In Ghana, especially in the Northern, Upper East and Upper West regions, a majority of women are engaged in agriculture, but they are not respected or given opportunities like their male counterparts.
They do not benefit from farm inputs, fertilizers, insecticides, machinery, credit facilities and information on modern farming practices their male counterparts have access to.
This gap is making it impossible for these women to become the thriving farmers they need to be, in order to pull out of poverty and give their children a better life.
According to the Executive Director, such challenges which are seriously hindering the successful exploitation of the sector by the country’s women also include land acquisition.
“Aside the aforementioned challenges, acquisition of land is one major factor that is hindering women from venturing into the sector,” she averred.
Her appeal therefore was to land owners and traditional leaders to lease lands for women desirous of venturing into the sector, since Agriculture has more prospects for women.
Madam Halima was however particularly worried about the lack of fund availability for women in or wishing to go into the agric sector, saying that “another challenge for women in agriculture is the lack of funds to expand their businesses.”
She further pushed for more aid for women since they fall within all the value chain in agriculture which makes assisting them is a major priority.
According to her, the Savanna International Development Aid in collaboration with the Africa Lead is training women on financial literacy.

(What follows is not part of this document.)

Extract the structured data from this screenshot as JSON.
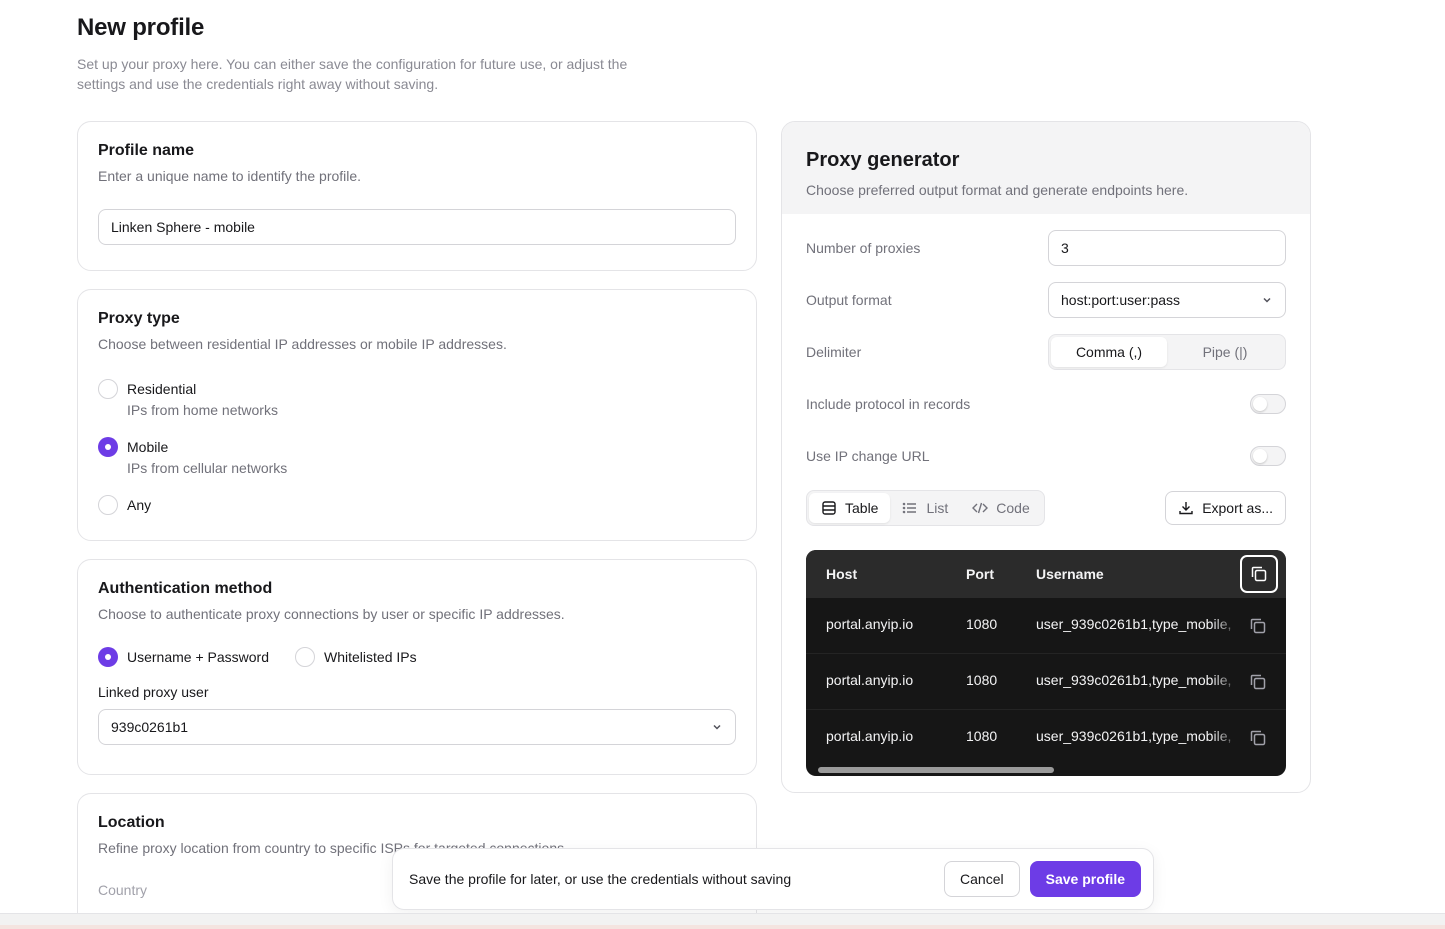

The programme dubbed ‘community savings’ aims at serving as an internal source of funds/loans for women in agribusiness.
While she observed that financial challenge remains very key in farming and most women in agric need assistance to expand their activities, she nevertheless believed that the savings scheme remains an internally generated income for women in agric and in the community on which they can easily fall for loans with adequate repayment plans.
Madam Halima also added that the Savanna International Development Aid has so far reached out to over 4,000 women in agriculture and still reaching out to more.